PES 2027 Annual COnference

March 4-8. Sheraton Downtown, Fort Worth, TX, USA

    CALL FOR PROPOSALS

    The submission link will be available here on August 1, 2026. We invite papers and session proposals for all topics in philosophy of education. To encourage focused conversations, we also invite contributors to consider this year’s theme: Courage.

    Courage

    Courage has a long philosophical history. From Plato's Laches to Aristotle's Nicomachean Ethics to Hannah Arendt’s Between Past and Future to Tillich's The Courage to Be to Foucault's late lectures on parrhesia, the theme of courage features prominently. It is not a word we use often in the philosophy of education. Yet the present moment demands it. Education is living through a polycrisis: severe budgetary contraction, intensifying political pressure on institutions and curricula; the onslaught of media-driven diatribes eclipsing classroom discourse; xenophobia and outspoken bigotry; perceived disruption of teaching and learning by AI. Each of these is serious on its own. Together, they may require a recalibration of our intellectual responses, a willingness to take on more fundamental questions, perhaps different, larger, more troublesome questions than the ones we have long been asking. Such recalibration is itself a form of courage.

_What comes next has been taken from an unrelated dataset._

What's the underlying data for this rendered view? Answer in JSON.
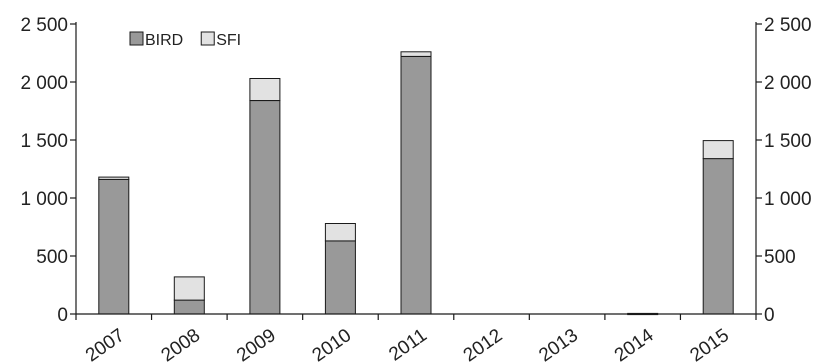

    We leave the concept open for interpretation. Courage can be moral, political, epistemic, existential, pedagogical. It may name the gap between knowing what is right and doing it. It may describe what is required to speak plainly in a climate of institutional caution, or to rethink foundational assumptions when the ground shifts under those assumptions. We invite submissions that explore any dimension of courage in educational contexts, and we ask our contributors to practice what they theorize. Risk an ambitious argument. We ask for courage.

    Details

    Deadline for all submissions: November 1, 2026. We welcome all topics, and areas of inquiry, for papers or symposia (aka ‘alternative’) sessions, whether they engage the theme or not. Submission possibilities include the following formats:

    • Paper Submissions: PES invites the submission of papers with the maximum length of 4,500 words, excluding references. Endnotes are to be used for references only, not supplemental text. Papers must conform to the PES style guidelines (see the Style Guide). Authors should make certain that references to their name, institutional affiliation, or work (e.g., “As I have argued on previous occasions…”) do not identify them to readers, as all submissions are anonymously reviewed. General and concurrent session papers reviewed and accepted by the Program Committee, and invited responses to these papers, are published in Philosophy of Education, the Society’s quarterly journal. High-quality submissions that cannot be accommodated on the main program will be invited to participate as digital posters.
    • Symposia: Examples include sessions organized around a central topic or question, ‘author meets critics’ sessions, performances, interviews, or other artistic and creative sessions. Proposals may not exceed 1,000 words, excluding references, and should identify names of presenters only if essential to the nature of the session type (e.g., ‘author meets critics’ or interview sessions). When the proposed session involves multiple presenters, please specify the contribution of each presenter. Criteria for review include clarity of the motivating question or idea, potential for interaction with session attendees, and relevance and significance to the advancement of public-facing work in the field.
    • Public-Facing Projects: Monday of the conference program will feature public-facing educational philosophy research, projects, or learning sessions. These sessions concern the production or use of public-facing research or teaching in our field. Proposals may not exceed 1,000 words, excluding references, and should not identify names of authors or presenters, for blind review. Criteria for review include the clarity of the motivating question or idea related to potential interactions with session attendees, along with its relevance and significance to the advancement of public-facing work in the field.
    • Work-in-Progress Sessions: These sessions group scholars with work-in-progress in an informal collaborative setting. Proposals should detail the question or claim being investigated, relevant sources/resources, likely direction, and mode(s) of analysis. Criteria for review include clarity and significance of the question/claim, suitability of sources/resources, suitability of mode(s) of analysis, and potential for thinking anew about issues in the field of educational philosophy.